What is the fastest algorithm of generating all possible permutations (within a given set of constraints) of a multidimensional array?

Question

There is D-dimensional array A. The number D and the size Sd of every dimension d=1..D is input from keyboard. There is also 1-dimensional array E of size N. It consists of unique integer numbers 0..N-1. N is also input from keyboard.

First we need to fill A with elements of E so that every element is presented at least once (see comment on this). Then we need to generate all possible permutations of A. Every unique permutation (transpositions are considered as unique permutations) need to be stored in a file.

Please explain what algorithms/theoretical methods will be helpful here. I need the fastest possible solution (minimum time-complexity). Is there a way of counting the number of all possible permutations first? I will be really grateful for the pseudocode.

Comment: If there are several fillings possible, we need to work with all of them (this happens when N < S1*S2*..*SD). If there is impossible to fill an array (N > S1*S2*..*SD) the error need to be returned.

Answer 1

It is well-known that the number of non-negative integer solutions to $x_1+\dots+x_a = b$ is $\binom{a+b-1}{a-1}$, and the number of positive integer solutions is $\binom{b-1}{a-1}$. To see the latter, notice that a set $1 \leq i_1 < i_2 < \cdots < i_{a-1} \leq b-1$ corresponds to the solution $x_1 = i_1$, $x_2 = i_2 - 1$, ..., $x_{a-1} = i_{a-1} - i_{a-2}$, $x_a = b - i_{a-1}$.

Therefore the number of ways to fill your array is $$ \binom{S-1}{N-1} \cdot S!, \text{ where } S = S_1 S_2 \cdots S_D. $$ Indeed, if you sort each filling then you get $x_i$ many $i$'s for $0 \leq i \leq N-1$, where $x_i \geq 1$ and $\sum_i x_i = S$.

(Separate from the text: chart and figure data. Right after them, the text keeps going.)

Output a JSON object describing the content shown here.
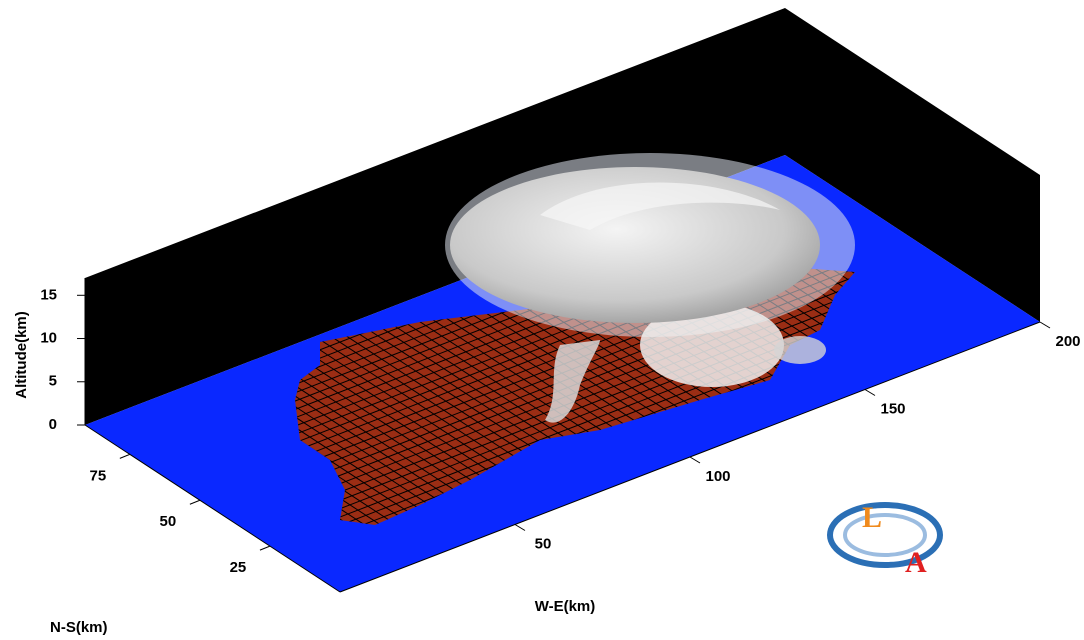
{
  "chart_data": {
    "type": "scene3d",
    "xlabel": "W-E(km)",
    "ylabel": "N-S(km)",
    "zlabel": "Altitude(km)",
    "xlim": [
      0,
      200
    ],
    "ylim": [
      0,
      91
    ],
    "zlim": [
      0,
      17
    ],
    "xticks": [
      50,
      100,
      150,
      200
    ],
    "yticks": [
      25,
      50,
      75
    ],
    "zticks": [
      0,
      5,
      10,
      15
    ],
    "floor_color": "#0a28ff",
    "wall_color": "#000000",
    "terrain_color": "#9b2d14"
  },
  "logo": {
    "letters": [
      "L",
      "A"
    ]
  }
}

You can generate all the fillings by first generating all solutions to $x_0 + \cdots + x_{N-1} = S$ (which you can do recursively, for example, or using an algorithm for generating all subsets of $[S-1]$ of size $[N-1]$, and converting each subset to a solution in the obvious way), filling the array in nondecreasing order accordingly, and then generating all permutations (a well-known problem).